Each monthly issue evolves around a theme like: Play, Ephemeral, Surprise, Woman, themes you don't very often connect with plant magazines, (don't miss the story about the remarkable Trisha Dixon, what a woman!) Not only is Georgina a landscape designer and founder /editor of The Planthunter, she's also running workshops which are wildly interesting: Fabric Dyeing with waste and weed.
What is your thoughts on climate change?
"I swing between terror and hope when I think about climate change. Someone wrote recently saying that the most tragic thing about what we humans are doing to the earth is the lack of a sense of tragedy. We seem to be charging so blindly in the wrong direction and it seems like no-one is willing to do anything to change things. I find it very scary but then I think it's really important to act with a grounding in hope, not cynism."
Can you please explain the importance of plants to us?

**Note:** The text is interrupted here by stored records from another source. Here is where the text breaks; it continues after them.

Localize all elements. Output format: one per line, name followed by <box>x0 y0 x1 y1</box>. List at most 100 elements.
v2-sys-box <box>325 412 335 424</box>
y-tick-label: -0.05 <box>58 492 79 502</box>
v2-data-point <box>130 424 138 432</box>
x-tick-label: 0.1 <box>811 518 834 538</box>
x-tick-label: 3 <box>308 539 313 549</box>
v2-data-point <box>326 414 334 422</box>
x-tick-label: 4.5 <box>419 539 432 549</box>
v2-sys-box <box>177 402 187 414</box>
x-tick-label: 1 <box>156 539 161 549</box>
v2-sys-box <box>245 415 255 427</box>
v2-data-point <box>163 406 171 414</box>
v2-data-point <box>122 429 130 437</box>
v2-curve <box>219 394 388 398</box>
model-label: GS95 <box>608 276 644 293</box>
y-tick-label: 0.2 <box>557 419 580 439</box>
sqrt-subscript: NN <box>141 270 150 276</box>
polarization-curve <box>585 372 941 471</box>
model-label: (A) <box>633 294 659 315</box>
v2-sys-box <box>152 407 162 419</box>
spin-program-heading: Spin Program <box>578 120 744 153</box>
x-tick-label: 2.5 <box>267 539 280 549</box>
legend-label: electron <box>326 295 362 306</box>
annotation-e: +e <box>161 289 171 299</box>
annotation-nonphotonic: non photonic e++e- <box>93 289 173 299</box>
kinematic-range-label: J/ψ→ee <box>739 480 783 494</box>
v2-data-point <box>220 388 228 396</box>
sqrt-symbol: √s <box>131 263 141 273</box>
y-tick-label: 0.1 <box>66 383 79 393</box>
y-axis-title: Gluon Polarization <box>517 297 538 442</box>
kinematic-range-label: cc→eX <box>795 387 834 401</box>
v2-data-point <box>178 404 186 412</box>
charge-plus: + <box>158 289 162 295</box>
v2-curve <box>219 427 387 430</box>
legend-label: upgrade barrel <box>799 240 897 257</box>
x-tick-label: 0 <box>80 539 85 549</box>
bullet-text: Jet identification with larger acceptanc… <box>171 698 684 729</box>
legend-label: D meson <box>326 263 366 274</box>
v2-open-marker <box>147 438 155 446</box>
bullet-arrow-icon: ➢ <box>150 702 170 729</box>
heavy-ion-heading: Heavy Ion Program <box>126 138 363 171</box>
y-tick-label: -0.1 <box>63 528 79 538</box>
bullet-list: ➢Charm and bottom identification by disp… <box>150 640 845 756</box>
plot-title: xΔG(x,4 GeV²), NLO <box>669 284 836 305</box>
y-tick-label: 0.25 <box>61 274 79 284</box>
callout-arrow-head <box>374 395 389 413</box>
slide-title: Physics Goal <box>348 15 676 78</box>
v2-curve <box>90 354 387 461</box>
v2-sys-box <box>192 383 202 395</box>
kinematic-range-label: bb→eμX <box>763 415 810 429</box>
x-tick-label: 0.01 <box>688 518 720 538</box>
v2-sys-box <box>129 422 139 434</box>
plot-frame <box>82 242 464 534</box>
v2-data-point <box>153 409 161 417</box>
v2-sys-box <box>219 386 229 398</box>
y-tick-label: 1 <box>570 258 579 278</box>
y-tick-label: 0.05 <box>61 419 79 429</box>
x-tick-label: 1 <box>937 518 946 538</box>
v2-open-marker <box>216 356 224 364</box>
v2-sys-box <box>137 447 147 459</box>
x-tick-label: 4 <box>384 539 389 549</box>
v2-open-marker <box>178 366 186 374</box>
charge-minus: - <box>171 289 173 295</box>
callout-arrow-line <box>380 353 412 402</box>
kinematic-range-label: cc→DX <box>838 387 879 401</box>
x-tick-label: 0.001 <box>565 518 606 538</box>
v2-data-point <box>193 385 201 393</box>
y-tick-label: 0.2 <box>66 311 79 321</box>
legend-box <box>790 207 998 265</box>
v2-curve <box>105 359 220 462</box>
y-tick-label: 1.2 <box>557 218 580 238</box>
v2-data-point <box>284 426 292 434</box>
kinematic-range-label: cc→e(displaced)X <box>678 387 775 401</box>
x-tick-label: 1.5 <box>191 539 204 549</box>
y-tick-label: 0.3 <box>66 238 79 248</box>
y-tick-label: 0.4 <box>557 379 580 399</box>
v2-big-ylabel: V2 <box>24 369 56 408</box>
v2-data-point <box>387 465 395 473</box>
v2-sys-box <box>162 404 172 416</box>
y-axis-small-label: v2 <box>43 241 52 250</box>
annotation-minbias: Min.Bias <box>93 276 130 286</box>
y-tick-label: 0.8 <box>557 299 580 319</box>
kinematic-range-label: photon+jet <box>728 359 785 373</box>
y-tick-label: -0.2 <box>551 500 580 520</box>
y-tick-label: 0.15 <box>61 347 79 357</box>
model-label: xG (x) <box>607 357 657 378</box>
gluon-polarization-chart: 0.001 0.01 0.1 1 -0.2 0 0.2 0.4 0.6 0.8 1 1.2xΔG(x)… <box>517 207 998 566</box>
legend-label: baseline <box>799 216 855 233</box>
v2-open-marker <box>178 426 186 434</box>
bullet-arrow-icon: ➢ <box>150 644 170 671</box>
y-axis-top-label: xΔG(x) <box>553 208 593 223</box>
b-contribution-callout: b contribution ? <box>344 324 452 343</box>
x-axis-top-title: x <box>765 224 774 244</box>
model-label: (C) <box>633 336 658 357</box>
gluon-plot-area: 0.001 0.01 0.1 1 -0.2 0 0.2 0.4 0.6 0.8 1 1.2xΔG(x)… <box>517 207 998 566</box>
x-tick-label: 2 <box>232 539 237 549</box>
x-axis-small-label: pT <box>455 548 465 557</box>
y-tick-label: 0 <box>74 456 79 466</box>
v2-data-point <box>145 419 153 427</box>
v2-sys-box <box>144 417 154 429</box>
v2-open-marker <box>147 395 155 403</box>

“If plants don't exist, we don't exist. It's that simple. They feed, clothe, medicate, and shelter us. They are everything to us, and we are nothing to them. If humans stopped existing the natural world would flourish, but if all the plants disappeared we'd disappear too.”
Do you have any future projects you would like to tell us about?
"Besides working fulltime with the magazine I am also a landscape designer and columnist for others like The Design Files and Green Magazine.
We have just released our book called The Planthunter Truth, Beauty, Chaos and Plants in the US.
My ongoing project, and labour of love is Wonderground. I've got a few little Planthunter projects up my sleeve at the moment but it's too early to say too much. Watch this space!"
What makes you happy?
"So much! Being amongst trees, working in the garden, sharing food with wonderful people. Connection, truth, and beauty. These three things make me very happy indeed".
We are very happy to have found Wonderground, as plants lovers the magazine has given us a whole new perspective on Life with plants.